The oldest and most important program available to offenders is supervised probation through Adult Probation & Parole (AP&P). While we typically do not think of probation as a diversion program, in 2010 we made significant changes to adult probation services in Utah County, changes that are based on the same evidence supporting what we generally called diversion programs.

In 2009, the Sentencing Reform Committee of the Board of District Court Judges held a conference to discuss ways to improve sentencing and probation supervision practices in Utah courts. After that conference, the participants realized that we could either wait for State government to make changes that could take years to implement, or we could try to make immediate changes in the Fourth District Court. We met with stakeholders in the Fourth District and formed a subcommittee of the Sentencing Reform Committee. This subcommittee met to discuss improvements it could implement in the Fourth District and decided to look first at making improvements to the felony probation process. Specifically, it decided that its first task was to set up evidence based practices in the felony probation sanction process, with the ultimate goal of reducing probationer recidivism.

Over many months of research, discussion, and planning, the subcommittee developed project goals and outcome measures, identified problems and weaknesses to the current probation sanction process, identified evidence-based solutions and improvements to the probation sanction process, developed a probation violation sanction matrix, and developed a probation compliance reward matrix.

In March of 2010, AP&P began implementing the suggested improvements to the probation sanction process. Specifically, AP&P began using a Sanctions Matrix and a Rewards Matrix in its supervision of offenders in the Fourth District. This allows AP&P greater authority to handle in house most of the probation violations that had previously been referred to the court for orders to show cause. It means that the sanctions are swiftly imposed, fair and certain, and that probationers will not be referred to the court until AP&P is unable to supervise them effectively or they have committed a new criminal offense. It also means that AP&P and the court will use rewards to recognize and motivate probationers who are complying with probation.
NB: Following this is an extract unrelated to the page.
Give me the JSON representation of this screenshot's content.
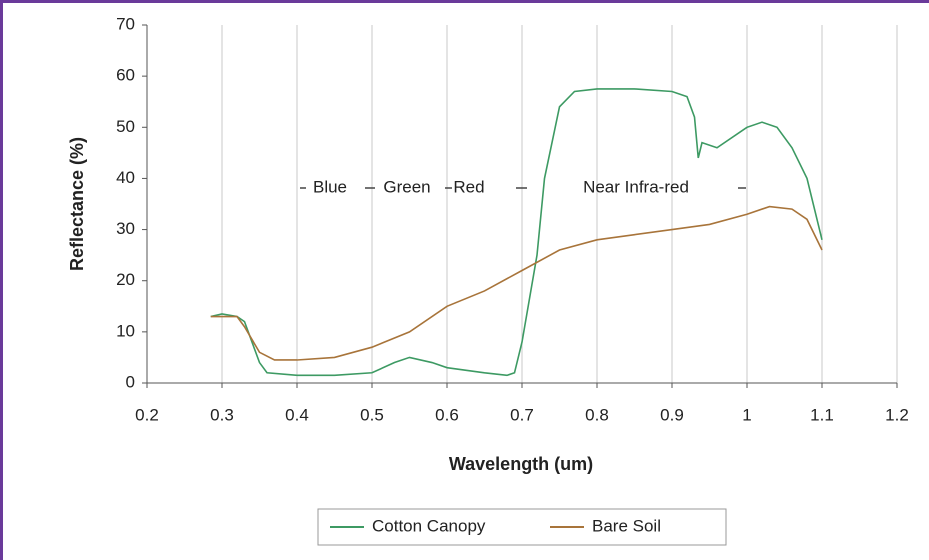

The subcommittee anticipates that these reforms will result in fewer hearings in court, fewer probationers in jail, and shorter jail terms. It also anticipates that AP&P will be empowered to hold probationers to the terms and conditions of probation more strictly and will have a greater number of tools to work with probationers more effectively. Ultimately, the subcommittee anticipates that these reforms will result in more probationers successfully completing probation, remaining crime free, and becoming productive members of our community.

Although the initial data suggests that these reforms have been successful, we will not know for certain until the Department of Corrections conducts a thorough study.